Но Том уже прошел мимо нее и двигался к цели, делая гигантские прыжки через языки пламени. Он выскочил наружу и побежал к Мошаву, по-прежнему держа профессора на руках. Он осторожно положил Юнгблюта на траву рядом с Мошавом и трижды глубоко вдохнул. Затем снова развернулся.
— Куда… куда ты собрался? — крикнул ему вслед Мошав.
— Спасти женщину, — ответил Том.
— Ты с ума сошел? Она же хотела убить нас, а теперь ты рискуешь ради нее жизнью! — крикнул ему вслед Мошав, но Том уже поднялся по лестнице.
Тем временем пламя в хижине поднялось до высоты человеческого роста. Резкий крик донесся до него из хаоса огня и дыма. Том задержал дыхание и вбежал в хижину.
— Он сумасшедший, — вздохнул Мошав.
Старик профессор попытался встать, но снова упал.
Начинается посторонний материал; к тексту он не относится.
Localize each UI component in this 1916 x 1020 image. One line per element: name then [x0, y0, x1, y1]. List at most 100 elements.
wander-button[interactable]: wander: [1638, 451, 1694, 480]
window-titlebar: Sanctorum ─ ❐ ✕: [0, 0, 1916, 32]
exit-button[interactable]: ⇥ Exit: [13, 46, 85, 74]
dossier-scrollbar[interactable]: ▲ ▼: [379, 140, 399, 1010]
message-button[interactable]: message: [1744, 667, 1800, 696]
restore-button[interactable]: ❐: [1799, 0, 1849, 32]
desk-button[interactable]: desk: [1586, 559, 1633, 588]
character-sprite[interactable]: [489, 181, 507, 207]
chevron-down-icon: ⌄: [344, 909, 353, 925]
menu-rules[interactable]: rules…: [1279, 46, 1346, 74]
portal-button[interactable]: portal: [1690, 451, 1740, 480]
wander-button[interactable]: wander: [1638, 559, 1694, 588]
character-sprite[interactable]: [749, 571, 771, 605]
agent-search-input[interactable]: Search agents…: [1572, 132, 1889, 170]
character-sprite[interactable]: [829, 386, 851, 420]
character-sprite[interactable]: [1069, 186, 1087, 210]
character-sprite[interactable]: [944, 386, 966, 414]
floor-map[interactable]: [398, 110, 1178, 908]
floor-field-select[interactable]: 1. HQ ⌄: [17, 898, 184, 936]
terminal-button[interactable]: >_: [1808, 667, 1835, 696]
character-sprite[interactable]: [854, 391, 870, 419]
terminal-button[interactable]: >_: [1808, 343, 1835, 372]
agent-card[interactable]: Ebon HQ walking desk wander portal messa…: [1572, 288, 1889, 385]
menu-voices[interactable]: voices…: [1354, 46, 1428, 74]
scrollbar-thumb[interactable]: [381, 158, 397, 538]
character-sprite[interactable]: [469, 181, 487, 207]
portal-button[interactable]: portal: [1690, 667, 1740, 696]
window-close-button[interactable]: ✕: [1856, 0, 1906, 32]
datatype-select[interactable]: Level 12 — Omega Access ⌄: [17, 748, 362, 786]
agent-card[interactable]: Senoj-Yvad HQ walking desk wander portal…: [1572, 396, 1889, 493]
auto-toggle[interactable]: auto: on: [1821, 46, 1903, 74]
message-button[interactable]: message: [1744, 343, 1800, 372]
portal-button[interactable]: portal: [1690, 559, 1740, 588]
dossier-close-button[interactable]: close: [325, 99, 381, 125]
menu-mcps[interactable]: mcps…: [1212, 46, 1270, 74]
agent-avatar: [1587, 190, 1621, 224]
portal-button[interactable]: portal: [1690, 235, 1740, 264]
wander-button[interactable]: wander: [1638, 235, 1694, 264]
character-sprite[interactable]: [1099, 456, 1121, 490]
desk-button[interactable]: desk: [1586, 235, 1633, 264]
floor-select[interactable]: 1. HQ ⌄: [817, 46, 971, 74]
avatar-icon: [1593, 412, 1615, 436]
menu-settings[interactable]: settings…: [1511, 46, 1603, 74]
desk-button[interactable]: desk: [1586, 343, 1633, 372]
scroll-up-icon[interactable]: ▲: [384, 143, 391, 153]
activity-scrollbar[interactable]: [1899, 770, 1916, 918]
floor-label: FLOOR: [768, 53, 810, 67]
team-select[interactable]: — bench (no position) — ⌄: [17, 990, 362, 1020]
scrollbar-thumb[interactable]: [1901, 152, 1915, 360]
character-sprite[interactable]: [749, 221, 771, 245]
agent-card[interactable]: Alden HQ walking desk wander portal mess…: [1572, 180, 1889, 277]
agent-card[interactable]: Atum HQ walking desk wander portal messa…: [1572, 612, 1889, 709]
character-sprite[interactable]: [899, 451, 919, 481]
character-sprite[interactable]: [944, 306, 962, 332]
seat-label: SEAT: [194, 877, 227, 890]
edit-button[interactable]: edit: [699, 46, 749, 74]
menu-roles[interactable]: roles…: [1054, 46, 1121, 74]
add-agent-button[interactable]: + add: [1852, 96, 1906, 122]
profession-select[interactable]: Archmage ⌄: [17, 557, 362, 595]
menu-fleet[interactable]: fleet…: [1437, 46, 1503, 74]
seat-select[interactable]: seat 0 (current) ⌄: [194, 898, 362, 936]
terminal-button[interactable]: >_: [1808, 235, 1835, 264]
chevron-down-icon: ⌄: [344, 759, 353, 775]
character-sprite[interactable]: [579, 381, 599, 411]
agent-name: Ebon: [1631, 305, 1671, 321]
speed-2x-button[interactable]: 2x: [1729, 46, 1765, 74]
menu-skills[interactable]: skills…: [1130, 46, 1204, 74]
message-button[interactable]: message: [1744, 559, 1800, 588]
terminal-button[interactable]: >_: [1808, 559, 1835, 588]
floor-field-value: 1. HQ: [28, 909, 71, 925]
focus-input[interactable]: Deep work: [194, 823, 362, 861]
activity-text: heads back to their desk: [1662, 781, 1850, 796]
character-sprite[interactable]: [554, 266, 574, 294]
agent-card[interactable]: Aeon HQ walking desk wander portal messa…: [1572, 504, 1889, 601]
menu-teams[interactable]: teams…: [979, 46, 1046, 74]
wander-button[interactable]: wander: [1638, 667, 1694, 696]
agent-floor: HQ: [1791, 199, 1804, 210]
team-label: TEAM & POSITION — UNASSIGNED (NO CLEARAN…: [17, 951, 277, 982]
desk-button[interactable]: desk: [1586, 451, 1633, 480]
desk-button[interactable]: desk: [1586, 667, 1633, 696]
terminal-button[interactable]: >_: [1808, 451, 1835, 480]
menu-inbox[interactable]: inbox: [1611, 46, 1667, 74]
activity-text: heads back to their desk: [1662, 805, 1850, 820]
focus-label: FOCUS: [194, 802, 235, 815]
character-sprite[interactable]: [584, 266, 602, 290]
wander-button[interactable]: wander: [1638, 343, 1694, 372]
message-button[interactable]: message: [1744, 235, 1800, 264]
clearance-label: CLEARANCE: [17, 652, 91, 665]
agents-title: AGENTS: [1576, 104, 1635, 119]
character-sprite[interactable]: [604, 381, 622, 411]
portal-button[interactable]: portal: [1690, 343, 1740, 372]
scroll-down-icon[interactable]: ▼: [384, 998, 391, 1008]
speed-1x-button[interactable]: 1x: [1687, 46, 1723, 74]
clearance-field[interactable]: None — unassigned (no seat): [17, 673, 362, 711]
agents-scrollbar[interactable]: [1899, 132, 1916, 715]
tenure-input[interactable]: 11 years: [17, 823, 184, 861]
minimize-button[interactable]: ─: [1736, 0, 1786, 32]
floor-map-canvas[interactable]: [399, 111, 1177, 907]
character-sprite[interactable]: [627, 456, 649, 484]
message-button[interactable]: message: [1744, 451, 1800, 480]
— Нет, он — христианин, — простонал он.
Том прекрасно помнил дорогу. Женщина вроде бы лежала прямо у коридора, ведущего к однорядной кухне. Из-за дыма ему ничего не было видно. Он ощупью искал дорогу. Невыносимый жар жег его кожу, но адреналин заглушал боль. Все дальше и дальше продвигался он в полыхающий ад. Хруст балки перекрытия заставил его вздрогнуть. Внезапно на другой стороне хижины обвалился кусок стены — огонь все глубже въедался в древесину и подтачивал устойчивость конструкции. Но тут, в наполненной чадом темноте, он почувствовал чью-то руку. Он потянул за нее, и перед ним появилось лицо женщины с широко раскрытыми глазами. Он что было сил дернул за руку и потихоньку подтащил к себе тело раненой. Наконец он нащупал ее плечи. Тогда Том потянул ее за собой и стал пробиваться к двери. Ее тело было тяжелым, ему стало не хватать воздуха, но тем не менее он удержался и не вдохнул дым. Когда он дошел до двери, силы его были уже на исходе. Ночная прохлада приятно освежила его перегретую спину. Наконец он преодолел стену из чада и дыма и вышел наружу. Том стащил женщину вниз по ступеням и, пройдя несколько метров от хижины, рухнул на землю. Приступ кашля чуть не лишил его чувств. Когда он хотел снова встать, то услышал глухой голос, который перекрыл треск и шипение огня.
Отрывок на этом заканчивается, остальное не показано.